Nostalgia di Sissy Spacek
“Meglio passare una settimana con qualcuno che mi ama per ciò che sono, che tutta una vita nella solitudine” dice la voce fuori campo di Holly, la ragazzina con la coda di cavallo ma senza termometro morale, coprotagonista di “La rabbia giovane” (Badlands) di Terence Malick. Con un bel doppio saggio a firma di Bill Gibron e Hugh Burkhart il sito “PopMatters” sta festeggiando Sissy Spacek come attrice-icona del cinema americano indipendente degli anni Settanta mai abbastanza rimpianto. E i lineamenti sbiaditi di Sissy, i capelli rossi, le sue forme androgine, riaffiorano potenti, nelle sue interpretazioni degli anni Settanta, quando arrivò a New York da un angolo sperduto del Texas con l’idea di fare la cantante ma si fece presto prendere dalla febbre della macchina da presa.

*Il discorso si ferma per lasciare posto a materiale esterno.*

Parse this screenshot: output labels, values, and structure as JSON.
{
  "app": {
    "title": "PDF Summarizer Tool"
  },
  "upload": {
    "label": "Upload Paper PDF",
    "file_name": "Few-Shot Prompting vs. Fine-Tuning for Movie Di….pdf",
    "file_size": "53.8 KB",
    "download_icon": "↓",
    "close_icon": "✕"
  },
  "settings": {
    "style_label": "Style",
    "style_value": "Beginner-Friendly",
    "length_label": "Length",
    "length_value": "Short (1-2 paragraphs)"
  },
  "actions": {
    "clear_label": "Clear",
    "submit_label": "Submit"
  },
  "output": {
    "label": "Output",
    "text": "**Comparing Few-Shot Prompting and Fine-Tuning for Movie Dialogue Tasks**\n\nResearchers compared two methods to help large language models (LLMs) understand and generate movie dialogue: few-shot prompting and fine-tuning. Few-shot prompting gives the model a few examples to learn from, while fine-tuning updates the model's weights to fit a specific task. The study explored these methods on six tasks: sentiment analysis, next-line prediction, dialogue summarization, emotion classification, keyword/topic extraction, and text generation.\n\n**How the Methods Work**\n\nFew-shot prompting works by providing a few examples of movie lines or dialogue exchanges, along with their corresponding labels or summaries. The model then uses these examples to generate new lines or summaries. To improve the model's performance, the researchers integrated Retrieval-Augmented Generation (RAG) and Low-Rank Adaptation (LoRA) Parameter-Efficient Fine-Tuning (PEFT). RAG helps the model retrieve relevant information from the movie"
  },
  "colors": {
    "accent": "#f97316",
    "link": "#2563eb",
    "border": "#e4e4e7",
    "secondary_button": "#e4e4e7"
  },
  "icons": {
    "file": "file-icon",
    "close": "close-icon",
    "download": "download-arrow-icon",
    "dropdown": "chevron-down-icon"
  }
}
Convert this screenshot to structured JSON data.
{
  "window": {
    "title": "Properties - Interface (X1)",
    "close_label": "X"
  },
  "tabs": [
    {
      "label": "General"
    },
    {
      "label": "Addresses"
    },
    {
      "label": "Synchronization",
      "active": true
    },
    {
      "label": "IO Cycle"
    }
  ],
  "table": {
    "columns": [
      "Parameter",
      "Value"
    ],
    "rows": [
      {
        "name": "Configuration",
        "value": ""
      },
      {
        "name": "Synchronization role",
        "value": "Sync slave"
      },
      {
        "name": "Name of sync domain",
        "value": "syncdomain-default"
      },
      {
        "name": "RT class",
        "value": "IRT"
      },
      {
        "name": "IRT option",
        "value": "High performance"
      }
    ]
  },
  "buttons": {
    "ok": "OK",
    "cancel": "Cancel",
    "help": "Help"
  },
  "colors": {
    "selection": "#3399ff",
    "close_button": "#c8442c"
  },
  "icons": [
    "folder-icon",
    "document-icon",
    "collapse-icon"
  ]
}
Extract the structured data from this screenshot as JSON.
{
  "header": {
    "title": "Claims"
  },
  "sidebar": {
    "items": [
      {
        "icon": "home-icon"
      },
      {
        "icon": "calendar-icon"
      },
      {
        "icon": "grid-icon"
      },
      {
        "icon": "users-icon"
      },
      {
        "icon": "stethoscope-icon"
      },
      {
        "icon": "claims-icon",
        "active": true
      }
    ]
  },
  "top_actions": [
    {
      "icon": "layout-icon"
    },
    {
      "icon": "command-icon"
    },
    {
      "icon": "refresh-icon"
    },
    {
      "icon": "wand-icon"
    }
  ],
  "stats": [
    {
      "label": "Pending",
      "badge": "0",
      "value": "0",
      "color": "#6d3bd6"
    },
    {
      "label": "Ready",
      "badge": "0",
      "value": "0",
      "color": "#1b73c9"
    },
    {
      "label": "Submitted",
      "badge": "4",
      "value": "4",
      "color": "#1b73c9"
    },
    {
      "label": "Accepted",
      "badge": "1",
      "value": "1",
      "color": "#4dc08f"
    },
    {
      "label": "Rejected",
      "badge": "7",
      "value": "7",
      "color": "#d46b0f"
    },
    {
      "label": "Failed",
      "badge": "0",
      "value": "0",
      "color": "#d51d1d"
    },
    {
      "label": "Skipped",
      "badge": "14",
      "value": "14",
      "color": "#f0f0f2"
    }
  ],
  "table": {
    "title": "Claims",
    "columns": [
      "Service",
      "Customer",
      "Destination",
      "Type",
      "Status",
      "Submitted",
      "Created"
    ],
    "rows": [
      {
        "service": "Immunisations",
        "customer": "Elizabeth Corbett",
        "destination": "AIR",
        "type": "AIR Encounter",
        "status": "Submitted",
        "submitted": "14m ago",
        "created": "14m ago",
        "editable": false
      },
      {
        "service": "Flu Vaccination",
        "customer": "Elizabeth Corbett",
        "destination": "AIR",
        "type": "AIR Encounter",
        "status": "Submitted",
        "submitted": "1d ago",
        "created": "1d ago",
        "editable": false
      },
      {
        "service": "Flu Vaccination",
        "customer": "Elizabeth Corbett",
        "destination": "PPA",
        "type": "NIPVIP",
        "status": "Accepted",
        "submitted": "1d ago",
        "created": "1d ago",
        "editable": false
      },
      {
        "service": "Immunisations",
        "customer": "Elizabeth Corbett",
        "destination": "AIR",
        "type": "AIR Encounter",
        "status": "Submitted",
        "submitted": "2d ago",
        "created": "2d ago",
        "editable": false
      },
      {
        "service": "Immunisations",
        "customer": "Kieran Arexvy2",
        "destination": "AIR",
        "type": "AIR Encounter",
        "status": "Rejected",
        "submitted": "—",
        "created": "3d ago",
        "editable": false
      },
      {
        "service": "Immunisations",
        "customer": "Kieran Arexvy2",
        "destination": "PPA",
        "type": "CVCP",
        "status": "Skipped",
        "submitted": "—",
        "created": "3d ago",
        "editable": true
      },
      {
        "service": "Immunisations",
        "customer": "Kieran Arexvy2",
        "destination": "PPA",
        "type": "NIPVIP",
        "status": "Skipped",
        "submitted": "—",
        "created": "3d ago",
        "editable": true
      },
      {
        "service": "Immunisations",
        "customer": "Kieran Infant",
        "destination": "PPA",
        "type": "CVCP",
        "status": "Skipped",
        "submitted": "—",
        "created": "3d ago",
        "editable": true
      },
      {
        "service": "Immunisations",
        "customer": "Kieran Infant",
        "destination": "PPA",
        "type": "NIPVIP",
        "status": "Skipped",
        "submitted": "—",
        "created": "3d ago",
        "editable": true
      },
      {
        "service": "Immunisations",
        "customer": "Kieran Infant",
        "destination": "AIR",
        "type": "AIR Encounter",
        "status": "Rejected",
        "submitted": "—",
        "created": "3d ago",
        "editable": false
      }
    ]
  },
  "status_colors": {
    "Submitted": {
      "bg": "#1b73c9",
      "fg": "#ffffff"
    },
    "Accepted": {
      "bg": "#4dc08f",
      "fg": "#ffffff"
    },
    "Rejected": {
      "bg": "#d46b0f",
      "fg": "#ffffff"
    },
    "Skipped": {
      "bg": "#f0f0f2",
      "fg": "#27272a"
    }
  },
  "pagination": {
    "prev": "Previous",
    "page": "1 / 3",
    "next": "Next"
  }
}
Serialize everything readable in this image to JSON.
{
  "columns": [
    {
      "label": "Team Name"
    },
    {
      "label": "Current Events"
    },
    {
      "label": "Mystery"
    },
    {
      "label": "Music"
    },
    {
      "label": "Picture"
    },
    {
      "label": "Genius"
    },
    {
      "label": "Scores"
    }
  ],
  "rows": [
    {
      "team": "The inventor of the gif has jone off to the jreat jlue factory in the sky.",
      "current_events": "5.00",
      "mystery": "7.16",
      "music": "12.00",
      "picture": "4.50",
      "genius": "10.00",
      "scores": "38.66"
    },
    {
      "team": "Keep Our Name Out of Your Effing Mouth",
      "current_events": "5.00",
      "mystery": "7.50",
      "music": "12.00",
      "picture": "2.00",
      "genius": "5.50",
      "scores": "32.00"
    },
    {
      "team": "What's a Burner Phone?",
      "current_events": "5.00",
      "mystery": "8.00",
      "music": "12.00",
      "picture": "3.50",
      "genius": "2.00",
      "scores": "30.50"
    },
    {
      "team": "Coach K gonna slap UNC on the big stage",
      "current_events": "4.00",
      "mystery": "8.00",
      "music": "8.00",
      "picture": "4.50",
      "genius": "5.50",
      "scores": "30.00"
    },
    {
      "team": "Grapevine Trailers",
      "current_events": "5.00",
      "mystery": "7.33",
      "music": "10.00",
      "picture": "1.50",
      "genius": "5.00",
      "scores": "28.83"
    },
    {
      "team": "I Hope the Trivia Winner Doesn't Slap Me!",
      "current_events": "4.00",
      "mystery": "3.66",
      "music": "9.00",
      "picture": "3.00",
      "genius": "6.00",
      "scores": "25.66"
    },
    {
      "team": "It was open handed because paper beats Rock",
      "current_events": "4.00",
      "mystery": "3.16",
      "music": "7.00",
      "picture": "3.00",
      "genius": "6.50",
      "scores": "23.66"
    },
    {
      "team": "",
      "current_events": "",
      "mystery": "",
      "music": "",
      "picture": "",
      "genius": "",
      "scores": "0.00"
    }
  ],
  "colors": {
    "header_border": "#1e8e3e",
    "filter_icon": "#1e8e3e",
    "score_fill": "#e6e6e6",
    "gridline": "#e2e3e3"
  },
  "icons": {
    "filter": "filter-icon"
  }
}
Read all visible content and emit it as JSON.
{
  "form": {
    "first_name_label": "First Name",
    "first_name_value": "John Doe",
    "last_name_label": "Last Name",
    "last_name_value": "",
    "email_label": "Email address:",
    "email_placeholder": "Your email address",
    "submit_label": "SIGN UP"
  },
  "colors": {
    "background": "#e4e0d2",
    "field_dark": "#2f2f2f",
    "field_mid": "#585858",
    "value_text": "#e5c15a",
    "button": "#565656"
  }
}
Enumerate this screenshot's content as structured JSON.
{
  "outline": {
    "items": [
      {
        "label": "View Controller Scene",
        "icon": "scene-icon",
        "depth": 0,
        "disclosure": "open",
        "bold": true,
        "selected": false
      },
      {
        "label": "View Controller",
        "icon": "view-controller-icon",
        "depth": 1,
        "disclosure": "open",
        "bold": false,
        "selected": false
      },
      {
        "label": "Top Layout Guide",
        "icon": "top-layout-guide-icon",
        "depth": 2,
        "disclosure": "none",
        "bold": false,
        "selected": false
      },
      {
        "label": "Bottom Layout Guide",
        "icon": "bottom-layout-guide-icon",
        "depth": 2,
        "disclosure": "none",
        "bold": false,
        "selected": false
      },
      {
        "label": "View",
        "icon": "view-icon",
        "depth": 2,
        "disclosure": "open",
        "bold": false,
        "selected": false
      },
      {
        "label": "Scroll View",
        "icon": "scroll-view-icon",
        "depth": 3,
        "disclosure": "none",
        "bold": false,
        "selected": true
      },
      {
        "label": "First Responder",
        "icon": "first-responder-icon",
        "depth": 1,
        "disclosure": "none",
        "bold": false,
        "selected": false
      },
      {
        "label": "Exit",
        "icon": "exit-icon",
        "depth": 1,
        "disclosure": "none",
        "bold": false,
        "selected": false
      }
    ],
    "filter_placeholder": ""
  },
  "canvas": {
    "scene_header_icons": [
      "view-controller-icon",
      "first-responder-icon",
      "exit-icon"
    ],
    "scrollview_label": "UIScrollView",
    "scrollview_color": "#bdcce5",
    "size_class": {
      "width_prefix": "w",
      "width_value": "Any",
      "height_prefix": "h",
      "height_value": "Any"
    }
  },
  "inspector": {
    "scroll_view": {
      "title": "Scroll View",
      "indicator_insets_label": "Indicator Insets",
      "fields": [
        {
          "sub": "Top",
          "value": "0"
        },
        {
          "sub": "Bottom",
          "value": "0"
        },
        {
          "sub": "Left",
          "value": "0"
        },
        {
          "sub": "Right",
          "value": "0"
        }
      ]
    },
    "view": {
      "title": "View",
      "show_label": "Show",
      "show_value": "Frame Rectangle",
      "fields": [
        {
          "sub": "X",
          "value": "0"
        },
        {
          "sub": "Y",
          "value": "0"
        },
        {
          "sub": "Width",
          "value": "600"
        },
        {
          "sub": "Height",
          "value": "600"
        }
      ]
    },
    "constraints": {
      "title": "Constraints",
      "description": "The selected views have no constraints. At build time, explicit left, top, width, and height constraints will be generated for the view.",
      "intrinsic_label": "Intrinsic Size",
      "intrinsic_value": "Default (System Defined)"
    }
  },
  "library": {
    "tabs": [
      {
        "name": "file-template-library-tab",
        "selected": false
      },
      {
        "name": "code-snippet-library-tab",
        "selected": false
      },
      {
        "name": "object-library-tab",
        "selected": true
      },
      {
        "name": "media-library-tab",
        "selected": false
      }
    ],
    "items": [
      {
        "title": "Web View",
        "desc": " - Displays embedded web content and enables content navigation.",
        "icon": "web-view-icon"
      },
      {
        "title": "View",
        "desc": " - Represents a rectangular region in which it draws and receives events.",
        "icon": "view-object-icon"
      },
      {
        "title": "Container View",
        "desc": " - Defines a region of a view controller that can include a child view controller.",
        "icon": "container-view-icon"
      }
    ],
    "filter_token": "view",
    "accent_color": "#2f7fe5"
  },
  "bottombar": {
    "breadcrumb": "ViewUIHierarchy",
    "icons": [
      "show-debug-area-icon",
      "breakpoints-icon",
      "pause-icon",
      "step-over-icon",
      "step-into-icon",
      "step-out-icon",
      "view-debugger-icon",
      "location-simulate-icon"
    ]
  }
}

Dopo Malick, la Spacek ha la fortuna di incontrare alcuni dei migliori autori del new cinema, come Brian De Palma (col quale gira “Carrie”), Altman (“Tre Donne”) e Alan Rudolph (“Welcome to Los Angeles.”). Con una faccia e delle movenze che evocano le donne nervose e ipersensibili di Flannery O’Connor, Sissy diventa una star presso il pubblico liberal. Le sue interpretazioni sono sempre ad altissima intensità e danno un volto giusto al malessere sociale degli anni americani post-Watergate, come al crescente potere femminile e alla liberazione sessuale. Oggi lei rievoca così quegli anni : “Quando debuttai nel cinema indipendente dei primi Settanta, si faceva tutto per amore dell’arte. La celebrità e i quattrini non c’entravano niente. Anzi, erano le cose contro le quali ci ribellavamo. Saresti morto piuttosto che farti comprare”. Spacek oggi ha solo 60 anni, anche se è raro ritrovarla sul grande schermo (vinse un Oscar nell’80 col film biografico su Loretta Lynn). È sposata da una vita con Jack Fisk, stretto collaboratori di David Lynch e s’è vista in alcuni episodi di “Big Love”, l’insolito serial sui mormoni poligami. Riguardarla in “Badlands”, garantito, è una scossa elettrica.